El panel "La otra alIAda" reunió a figuras clave como Elida Godínez, líder estratégica de segmentos tecnológicos en IBM México, y Úrsula Quijano, directora para México de Laboratoria. Ambas coincidieron en la necesidad de una gobernanza robusta para asegurar que la IA sea una herramienta rentable, sostenible y, crucialmente, libre de sesgos.

"Como toda tecnología, tenemos que tener la confianza de utilizarla", afirmó Godínez, enfatizando que la gobernanza es esencial para garantizar que la IA aporte valor y rentabilidad sin comprometer la equidad.

El panorama se torna sombrío al analizar los sectores más vulnerables. Quijano señaló que las mujeres tienen hasta tres veces más probabilidades de ver sus empleos automatizados, particularmente en roles administrativos, atención al cliente y tareas repetitivas. Esta realidad subraya la urgencia de programas de recapacitación y mejora de habilidades (reskilling y upskilling) enfocados en áreas de alta demanda como datos, IA y ciberseguridad.

La brecha no solo se limita al uso de la tecnología, sino también a su creación. Quijano destacó la importancia de fomentar espacios donde las mujeres puedan pasar de ser usuarias a creadoras de IA, permitiéndoles experimentar, aprender de los errores y construir confianza en sus capacidades tecnológicas.

Un concepto central en la discusión fue el "human in the loop", la práctica de mantener la supervisión humana en decisiones críticas tomadas por sistemas automatizados. Quijano insistió en que, si bien la IA puede optimizar procesos, la intervención humana es insustituible en decisiones sensibles, especialmente en campos como la medicina, la seguridad o el sistema judicial, donde los errores algorítmicos pueden tener consecuencias devastadoras.
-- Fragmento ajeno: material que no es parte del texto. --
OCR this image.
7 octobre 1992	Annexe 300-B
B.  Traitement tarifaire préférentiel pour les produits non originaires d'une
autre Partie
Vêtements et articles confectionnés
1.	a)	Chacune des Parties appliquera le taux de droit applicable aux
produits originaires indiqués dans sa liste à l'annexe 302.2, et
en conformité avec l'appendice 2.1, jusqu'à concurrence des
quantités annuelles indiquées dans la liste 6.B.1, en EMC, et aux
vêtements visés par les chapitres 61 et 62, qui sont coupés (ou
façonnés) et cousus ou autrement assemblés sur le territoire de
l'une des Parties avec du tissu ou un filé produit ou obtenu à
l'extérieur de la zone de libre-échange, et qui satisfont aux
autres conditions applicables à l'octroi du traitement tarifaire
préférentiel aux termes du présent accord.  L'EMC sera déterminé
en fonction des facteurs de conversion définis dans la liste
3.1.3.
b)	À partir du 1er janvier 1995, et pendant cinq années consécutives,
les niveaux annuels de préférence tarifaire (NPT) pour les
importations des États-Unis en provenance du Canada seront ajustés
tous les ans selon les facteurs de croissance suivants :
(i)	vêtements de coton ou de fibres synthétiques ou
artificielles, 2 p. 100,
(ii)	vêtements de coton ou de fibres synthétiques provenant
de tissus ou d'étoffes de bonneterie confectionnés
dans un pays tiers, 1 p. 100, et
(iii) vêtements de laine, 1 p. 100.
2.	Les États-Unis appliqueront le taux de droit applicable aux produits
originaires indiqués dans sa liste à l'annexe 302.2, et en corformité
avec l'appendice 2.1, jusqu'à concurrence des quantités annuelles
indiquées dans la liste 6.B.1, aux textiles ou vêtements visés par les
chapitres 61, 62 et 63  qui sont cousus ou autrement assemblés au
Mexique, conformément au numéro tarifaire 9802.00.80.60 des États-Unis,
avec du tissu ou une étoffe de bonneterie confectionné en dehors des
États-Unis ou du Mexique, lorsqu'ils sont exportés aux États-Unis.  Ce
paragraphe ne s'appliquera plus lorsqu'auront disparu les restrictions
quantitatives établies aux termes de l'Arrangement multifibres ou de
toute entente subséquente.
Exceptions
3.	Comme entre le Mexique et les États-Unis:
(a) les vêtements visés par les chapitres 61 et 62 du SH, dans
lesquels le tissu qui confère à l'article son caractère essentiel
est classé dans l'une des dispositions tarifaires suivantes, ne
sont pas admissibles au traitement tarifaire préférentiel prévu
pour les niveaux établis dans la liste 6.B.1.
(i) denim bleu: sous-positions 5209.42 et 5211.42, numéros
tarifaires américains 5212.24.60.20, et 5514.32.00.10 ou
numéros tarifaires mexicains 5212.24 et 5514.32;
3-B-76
El éxito de la IA, coincidieron las especialistas, no dependerá solo de su avance tecnológico, sino de su capacidad para ser útil, confiable e inclusiva. Sin embargo, la transición hacia roles especializados en IA presenta barreras significativas para muchas mujeres. Un estudio de Get on Board reveló un aumento del 50% en la demanda de puestos senior de AI Engineer entre 2023 y 2025, pero muchas profesionales con años de experiencia en tecnología aún luchan por dar ese salto.

"Tenemos talento impresionante", lamentó Quijano, "pero muchas estaban en siete, ocho o nueve años de experiencia sin poder hacer ese brinco". Esto evidencia la necesidad de estrategias específicas para facilitar la movilidad ascendente de las mujeres hacia roles de mayor especialización en IA.

La adopción de la IA ya no puede basarse en el entusiasmo tecnológico o el miedo a quedarse atrás. Las empresas deben demostrar un retorno de inversión claro y mejorar la productividad, al tiempo que garantizan la confiabilidad y representatividad de los modelos de IA. "Por moda no se debe implementar nada", sentenció Godínez. "Se tiene que identificar perfectamente la necesidad que quiero resolver".

La gobernanza se perfila como un elemento clave para mitigar sesgos y errores. Establecer políticas internas claras y procesos de supervisión continua son fundamentales para entender cómo funcionan los modelos, qué datos utilizan y cuáles son sus limitaciones.

La IA se ha convertido en una prioridad estratégica para casi todas las industrias. Sin embargo, el aumento de las inversiones exige una justificación económica sólida. La calidad de los datos que alimentan a los modelos de IA es un factor determinante para asegurar un retorno de inversión positivo. "La data tiene que ser la correcta, con calidad para el objetivo que quieres plantear como caso de uso. Que no tenga sesgos, que te evite riesgos y que sea confiable", añadió Godínez.

En resumen, la inteligencia artificial presenta una dualidad: un potencial inmenso para la innovación y la eficiencia, pero también un riesgo considerable de exacerbar las desigualdades de género en el mercado laboral si no se aborda con una estrategia consciente y equitativa. La capacitación, la supervisión humana y una gobernanza sólida son pilares indispensables para navegar este nuevo panorama tecnológico.